Earl Spencer's moving eulogy at his sister Diana's funeral was watched by 2.5 billion people around the world and is regularly cited as one of the greatest speeches of the 20th century.


This, combined with his role coaching the business community world wide, makes him an ideal candidate to mentor the talented young public speaking hopefuls in BBC Two's The Speaker.


"I became involved with The Speaker because I thought the idea behind the series was so good," says Earl Spencer. "I'm the father of four teenagers, and I was keen to be part of a programme that celebrated young people and their talents, rather than criticised them - which is what we all read and hear far too much of in the mainstream media."


The Earl's role was to mentor the contestants in the art of communicating information with his family's ancestral seat, Althorp in Northamptonshire, used as an integral part of the proceedings. "My remit was to teach the contestants how to deliver information," he explains. "Each of the participants was taught the art of tour-guiding and given one of the rooms that is open to the public at Althorp in which to perform as a guide. Information-giving is a key component of public speaking and transmitting true facts, in digestible form, is crucial if you want to be not only believed, but listened to with interest."


Earl Spencer was impressed by the quality of the eight contestants left in the competition at this stage. "They were, frankly, fantastic," he says. "They had a buzz, a sharpness and an energy about them. Each had clear gifts, and I think people who worry that a programme about speech-making may sound a little worthy and highbrow will be amazed by what they see - the teens are fascinating, and really hook you in."

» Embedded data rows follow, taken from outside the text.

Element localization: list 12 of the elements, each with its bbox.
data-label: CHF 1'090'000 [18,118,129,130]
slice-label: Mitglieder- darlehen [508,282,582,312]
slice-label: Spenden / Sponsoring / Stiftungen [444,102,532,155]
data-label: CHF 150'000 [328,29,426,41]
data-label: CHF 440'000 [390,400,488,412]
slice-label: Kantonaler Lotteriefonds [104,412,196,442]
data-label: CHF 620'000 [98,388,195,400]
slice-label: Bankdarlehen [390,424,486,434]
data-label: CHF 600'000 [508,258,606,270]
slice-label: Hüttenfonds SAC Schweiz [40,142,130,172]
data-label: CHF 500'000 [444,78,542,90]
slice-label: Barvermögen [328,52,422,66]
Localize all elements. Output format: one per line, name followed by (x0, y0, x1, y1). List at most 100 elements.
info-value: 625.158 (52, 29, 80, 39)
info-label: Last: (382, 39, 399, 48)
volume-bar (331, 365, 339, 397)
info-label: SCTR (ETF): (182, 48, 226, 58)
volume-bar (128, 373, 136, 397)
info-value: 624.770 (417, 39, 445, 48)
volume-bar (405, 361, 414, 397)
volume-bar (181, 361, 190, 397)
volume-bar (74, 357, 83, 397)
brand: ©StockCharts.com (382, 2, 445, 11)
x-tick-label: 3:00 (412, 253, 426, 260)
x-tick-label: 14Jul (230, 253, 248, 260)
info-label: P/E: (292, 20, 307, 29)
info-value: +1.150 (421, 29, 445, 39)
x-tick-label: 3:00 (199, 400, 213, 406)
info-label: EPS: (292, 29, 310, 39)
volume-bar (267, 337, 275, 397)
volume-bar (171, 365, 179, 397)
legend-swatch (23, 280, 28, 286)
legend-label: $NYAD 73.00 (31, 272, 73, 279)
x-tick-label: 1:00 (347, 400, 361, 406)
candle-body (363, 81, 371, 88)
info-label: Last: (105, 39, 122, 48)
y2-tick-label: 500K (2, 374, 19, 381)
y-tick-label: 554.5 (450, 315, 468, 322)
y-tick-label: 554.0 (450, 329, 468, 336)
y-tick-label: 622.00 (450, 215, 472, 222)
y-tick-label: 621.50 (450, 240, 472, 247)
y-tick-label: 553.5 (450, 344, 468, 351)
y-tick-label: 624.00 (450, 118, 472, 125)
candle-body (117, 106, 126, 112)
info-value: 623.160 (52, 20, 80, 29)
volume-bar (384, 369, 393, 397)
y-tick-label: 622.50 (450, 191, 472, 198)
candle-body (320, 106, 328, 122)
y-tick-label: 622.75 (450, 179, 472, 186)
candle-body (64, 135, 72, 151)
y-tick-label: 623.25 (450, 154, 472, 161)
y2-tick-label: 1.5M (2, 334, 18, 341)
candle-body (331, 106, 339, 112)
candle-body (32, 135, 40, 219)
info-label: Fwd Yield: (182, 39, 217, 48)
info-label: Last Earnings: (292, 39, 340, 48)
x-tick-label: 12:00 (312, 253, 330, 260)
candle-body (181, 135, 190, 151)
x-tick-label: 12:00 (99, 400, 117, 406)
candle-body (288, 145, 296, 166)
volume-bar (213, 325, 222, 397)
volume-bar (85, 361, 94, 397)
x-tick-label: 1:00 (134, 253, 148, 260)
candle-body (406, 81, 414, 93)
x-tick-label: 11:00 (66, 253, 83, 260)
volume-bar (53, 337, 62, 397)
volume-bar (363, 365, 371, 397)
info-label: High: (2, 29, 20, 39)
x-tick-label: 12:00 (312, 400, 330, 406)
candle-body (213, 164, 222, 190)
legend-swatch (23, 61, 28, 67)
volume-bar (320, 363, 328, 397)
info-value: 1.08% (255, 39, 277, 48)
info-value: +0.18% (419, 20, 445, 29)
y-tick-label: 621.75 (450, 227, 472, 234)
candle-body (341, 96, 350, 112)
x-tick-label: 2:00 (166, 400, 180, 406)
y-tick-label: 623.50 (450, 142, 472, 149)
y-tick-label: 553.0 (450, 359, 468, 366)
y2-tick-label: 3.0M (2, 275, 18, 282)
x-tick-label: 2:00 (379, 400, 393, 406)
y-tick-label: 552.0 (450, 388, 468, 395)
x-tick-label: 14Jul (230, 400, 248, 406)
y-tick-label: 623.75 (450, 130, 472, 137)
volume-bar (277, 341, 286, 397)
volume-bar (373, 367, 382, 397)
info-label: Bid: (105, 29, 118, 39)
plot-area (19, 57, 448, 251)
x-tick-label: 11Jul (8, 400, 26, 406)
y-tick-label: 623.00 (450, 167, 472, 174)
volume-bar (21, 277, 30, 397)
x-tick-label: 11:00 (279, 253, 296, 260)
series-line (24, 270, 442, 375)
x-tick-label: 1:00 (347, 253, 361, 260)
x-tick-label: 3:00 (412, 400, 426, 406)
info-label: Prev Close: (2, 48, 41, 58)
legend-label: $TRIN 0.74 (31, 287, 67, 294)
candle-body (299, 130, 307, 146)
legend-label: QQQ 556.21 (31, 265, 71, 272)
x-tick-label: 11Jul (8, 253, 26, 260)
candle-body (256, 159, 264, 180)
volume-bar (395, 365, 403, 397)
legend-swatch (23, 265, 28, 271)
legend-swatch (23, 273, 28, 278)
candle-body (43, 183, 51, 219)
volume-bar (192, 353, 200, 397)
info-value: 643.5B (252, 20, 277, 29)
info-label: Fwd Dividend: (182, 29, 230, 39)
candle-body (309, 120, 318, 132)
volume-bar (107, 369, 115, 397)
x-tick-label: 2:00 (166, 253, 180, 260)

The Earl, who made his first speech at the age of four when he opened a public hall in Northamptonshire, adds: "Great speakers have a natural gift, but I believe that anybody can become good at public speaking. I coach high-flying business people on presentational skills, and I have seen even the most nervous, confusing and confused clients become good at it - which is just as well, since very few poor speakers can survive in the top echelons of business."


Renowned as a great public speaker himself, which public-speaking figures inspire the Earl? "I love the speeches of Bobby Kennedy," he says. "JFK, of course, grabbed most attention. But his brother matched him for charm and charisma while also, I believe, having more sincerity about him. His words were heartfelt and often beautiful."